The men also invested in commercial real estate in various U.S. cities through a company called Optima Ventures.

They paid $16 million for an empty Illinois-based commercial campus but never found a tenant to occupy it. They sold it eight years later for $7 million less after having paid several million in property taxes and utilities.

However, Optima’s actual loss was likely much greater due to taxes and maintenance costs that it paid over those eight years, according to Charles Eldredge, director of an economic development corporation in the region where the building is located. “It became quite clear from the beginning that they were speculators who thought they bought property at an inexpensive price and then would be able to resell it at a profit,” Eldredge told RFE/RL. “And that did not work out for them.”

Another office building in Dallas, Texas, has been without a tenant since 2016, while a building in Louisville, Kentucky, saw a massive fall in occupancy following a bank merger. Optima Ventures paid about $125 million for the two buildings, according to court documents; the Justice Department, which is seeking to seize the two properties, now estimates they are worth just $70 million.

The FBI, which is an arm of the Justice Department, said following their August 4 raid that their investigation is continuing.

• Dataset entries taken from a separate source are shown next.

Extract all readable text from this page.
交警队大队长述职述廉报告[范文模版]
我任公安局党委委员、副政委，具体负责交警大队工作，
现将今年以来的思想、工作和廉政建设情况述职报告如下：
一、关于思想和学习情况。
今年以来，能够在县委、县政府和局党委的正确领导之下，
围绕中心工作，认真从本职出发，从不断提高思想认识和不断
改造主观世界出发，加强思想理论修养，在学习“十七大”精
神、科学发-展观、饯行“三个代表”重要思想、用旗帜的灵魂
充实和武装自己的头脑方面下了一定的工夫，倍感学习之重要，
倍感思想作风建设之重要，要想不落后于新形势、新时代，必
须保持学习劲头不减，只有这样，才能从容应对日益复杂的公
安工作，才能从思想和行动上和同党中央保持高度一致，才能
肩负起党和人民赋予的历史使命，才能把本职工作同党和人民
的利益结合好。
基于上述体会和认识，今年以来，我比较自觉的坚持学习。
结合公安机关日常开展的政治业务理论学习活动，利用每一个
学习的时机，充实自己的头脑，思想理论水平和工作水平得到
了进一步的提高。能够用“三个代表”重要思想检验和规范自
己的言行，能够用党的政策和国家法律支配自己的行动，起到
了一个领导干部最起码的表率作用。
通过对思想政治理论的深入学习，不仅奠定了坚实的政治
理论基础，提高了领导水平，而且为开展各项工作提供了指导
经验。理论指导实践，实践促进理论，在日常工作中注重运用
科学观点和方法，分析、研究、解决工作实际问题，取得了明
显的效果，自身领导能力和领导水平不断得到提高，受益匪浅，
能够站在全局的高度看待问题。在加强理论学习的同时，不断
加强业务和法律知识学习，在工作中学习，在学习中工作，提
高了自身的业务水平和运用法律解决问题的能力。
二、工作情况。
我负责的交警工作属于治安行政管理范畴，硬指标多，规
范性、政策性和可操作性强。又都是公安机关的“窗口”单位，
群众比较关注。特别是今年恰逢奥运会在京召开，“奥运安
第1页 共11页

For his part, Kolomoyskiy has rejected the U.S. accusations of embezzlement, fraud, and money laundering, saying the funds used to purchase the U.S. assets came from the sale of his stake in Ukrainian metals assets to a Russian giant called Evraz. He says he and his partners received $2 billion from the sale.

Kolomoyskiy fled Ukraine in 2017 amid concerns over prosecution and a falling out with then-President Petro Poroshenko. He returned to the country a month after Volodymyr Zelenskiy defeated Poroshenko in April 2019 to win the presidency.

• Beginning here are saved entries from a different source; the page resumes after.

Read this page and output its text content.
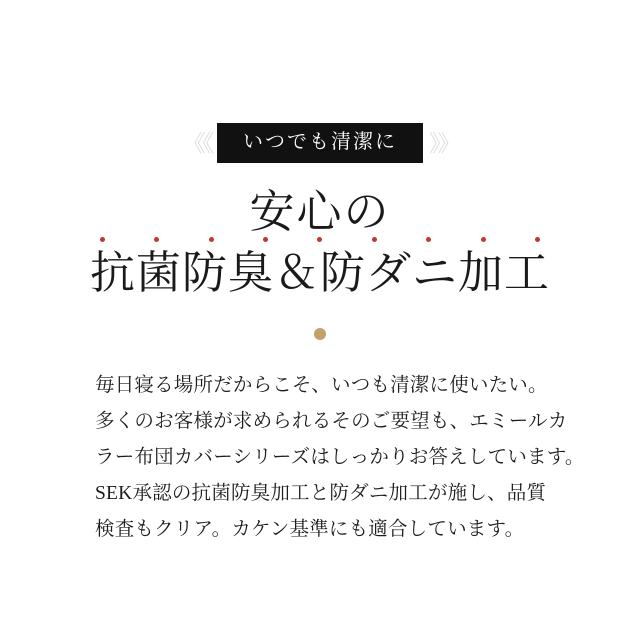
《《	いつでも清潔に	》》
安心の
抗菌防臭＆防ダニ加工

毎日寝る場所だからこそ、いつも清潔に使いたい。

多くのお客様が求められるそのご要望も、エミールカ

ラー布団カバーシリーズはしっかりお答えしています。

SEK承認の抗菌防臭加工と防ダニ加工が施し、品質

検査もクリア。カケン基準にも適合しています。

He is now locked in a bitter battle for control of PrivatBank, which was nationalized in December 2016.

A civil lawsuit filed in Delaware court in the United States claims Kolomoyskiy and his partners laundered $780 million into the U.S. financial system through a series of bogus loans issued to companies they control.

PrivatBank has dubbed the alleged fraud the Optima Schemes because the U.S. assets were largely controlled by companies with the name Optima.

Kolomoyskiy has denied the allegations.